A very small minority of people (1 in 10,000) can suffer a severe allergic reaction, with symptoms that might include difficulty breathing and swelling of the throat. This is exactly the same reaction that occurs in some people who are allergic to bee stings or peanuts. Your doctor will ask you to stay in the clinic for about 20 minutes after the rabies vaccination to ensure you are not one of those very few people who are allergic to the rabies vaccine. If this reaction occurs, it is usually easily treated at the clinic.
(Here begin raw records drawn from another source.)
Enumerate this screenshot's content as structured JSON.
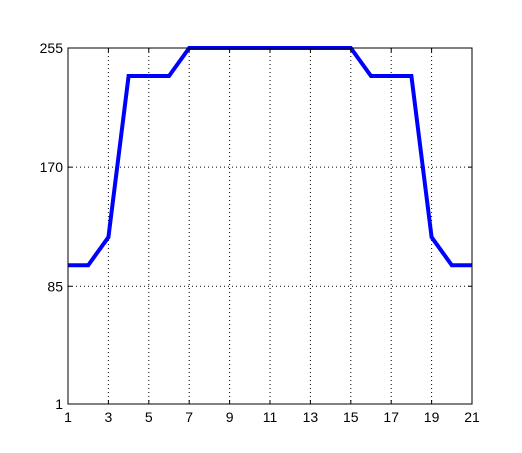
{
  "chart_data": {
    "type": "line",
    "title": "",
    "xlabel": "",
    "ylabel": "",
    "x": [
      1,
      2,
      3,
      4,
      5,
      6,
      7,
      8,
      9,
      10,
      11,
      12,
      13,
      14,
      15,
      16,
      17,
      18,
      19,
      20,
      21
    ],
    "series": [
      {
        "values": [
          100,
          100,
          120,
          235,
          235,
          235,
          255,
          255,
          255,
          255,
          255,
          255,
          255,
          255,
          255,
          235,
          235,
          235,
          120,
          100,
          100
        ],
        "color": "#0000ff"
      }
    ],
    "xlim": [
      1,
      21
    ],
    "ylim": [
      1,
      255
    ],
    "xticks": [
      1,
      3,
      5,
      7,
      9,
      11,
      13,
      15,
      17,
      19,
      21
    ],
    "xtick_labels": [
      "1",
      "3",
      "5",
      "7",
      "9",
      "11",
      "13",
      "15",
      "17",
      "19",
      "21"
    ],
    "yticks": [
      1,
      85,
      170,
      255
    ],
    "ytick_labels": [
      "1",
      "85",
      "170",
      "255"
    ],
    "grid": true,
    "legend": "none"
  }
}
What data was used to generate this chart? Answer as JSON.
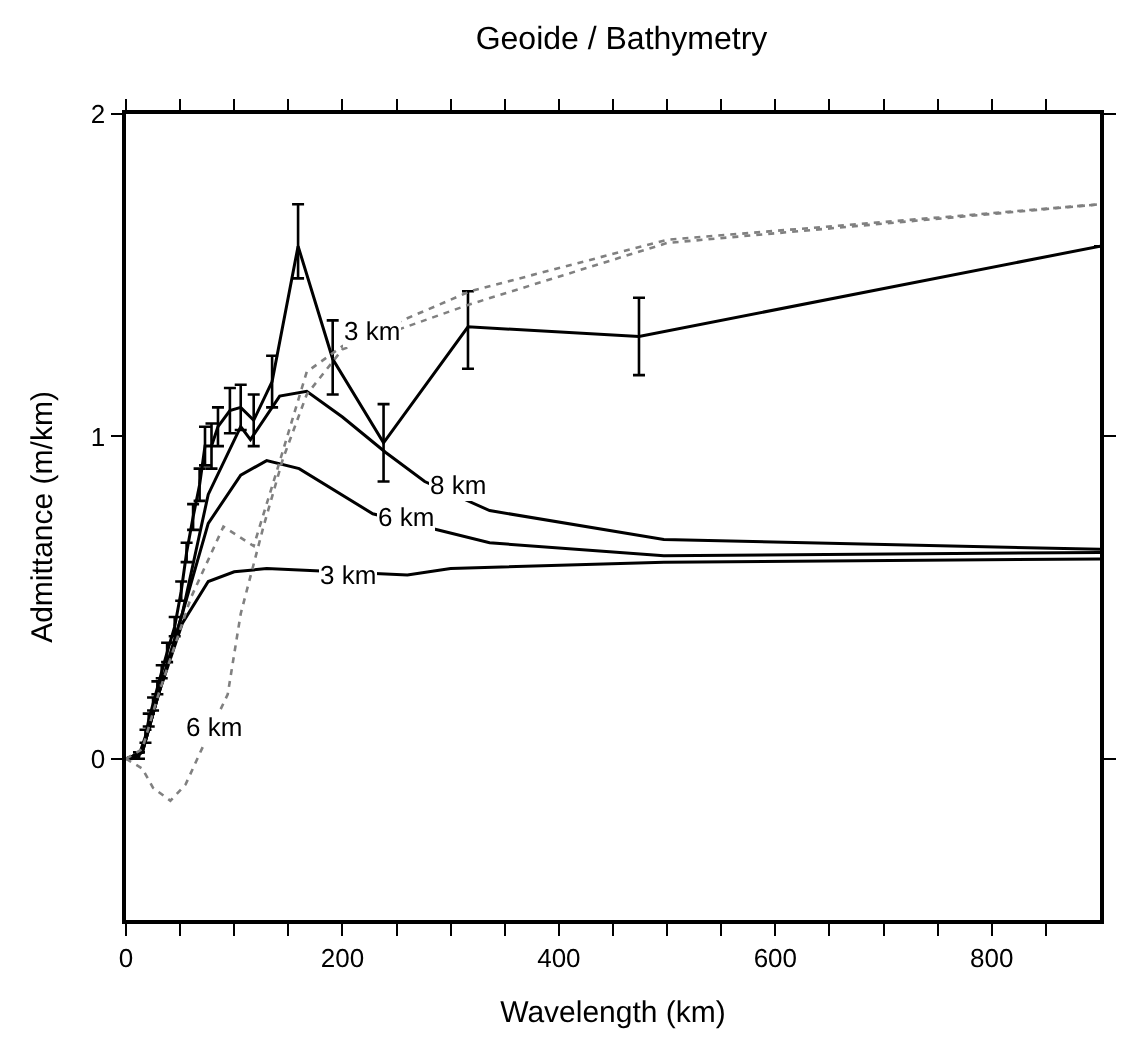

Throughout the world, five cases of inflammation of the brain have been reported among the millions of people who have been given rabies vaccine. These cases have not been linked with certainty to the vaccine.

Should the vaccinations be stopped if there are side effects?

The disease caused by rabies and ABLV is lethal and the recommended vaccination schedule should be continued unless there is a severe allergic reaction. If a severe allergic reaction occurs, specialist advice should be sought and the risk of developing infection must be carefully considered before deciding to discontinue the vaccinations.

Are there any people who should not have the vaccine for medical reasons?

No. The disease caused by rabies and ABLV infection is lethal, so all people bitten or scratched by a potentially infected animal should have the vaccine. If your doctor thinks there is a risk of a severe allergic reaction, then specialist advice should be sought.

What about women who are pregnant or breast feeding?

There is no evidence that the vaccine can harm unborn babies. Follow up of 200 pregnant women in Thailand found that the vaccine was safe. It is not known if the vaccine is secreted in human milk, but any vaccine present in breast milk should not have harmful effects.

What should you do if you experience vaccine side effects?

For mild side effects such as headache, muscle soreness or fever, paracetamol may be taken every four hours up to a maximum for adults of eight 500 mg tablets in 24 hours. If fever persists or you are concerned about your condition consult your doctor.

When and where is human rabies immunoglobulin (HRIG) given?

When recommended, HRIG is usually given with the first dose of the vaccine. It provides immunity until the vaccine starts to protect at about day 7. It is preferable that as much as possible of the HRIG is injected in and around the wound site.

How is HRIG prepared?

It is prepared from the plasma of donated human blood.

Are there any side effects of HRIG?

Pain and discomfort can occur at the injection site. Fever and chills sometimes occur. As with all medicines, acute severe allergic reactions occur very rarely. Because HRIG is prepared from human blood, the risk of transmitting blood-borne infections cannot be absolutely excluded. This risk also applies to as yet unknown diseases. The risk of spreading known diseases is reduced during the production of HRIG by screening blood donors, by screening all donated blood for HIV, hepatitis B and hepatitis C, and by further processing of the blood to extract the immunoglobulins. There have been no reports in Australia of transmission of any blood borne disease in people who have received HRIG.

Are there any other adverse effects of HRIG?

Administration of immunoglobulin may interfere with the effectiveness of some vaccines (eg. measles, mumps, rubella and chickenpox vaccines). You should tell your doctor if you have had one of these vaccinations in the two weeks before the HRIG injection. It may be necessary for you to be re-vaccinated (with measles, mumps, rubella or chickenpox vaccines) four months after the dose of HRIG.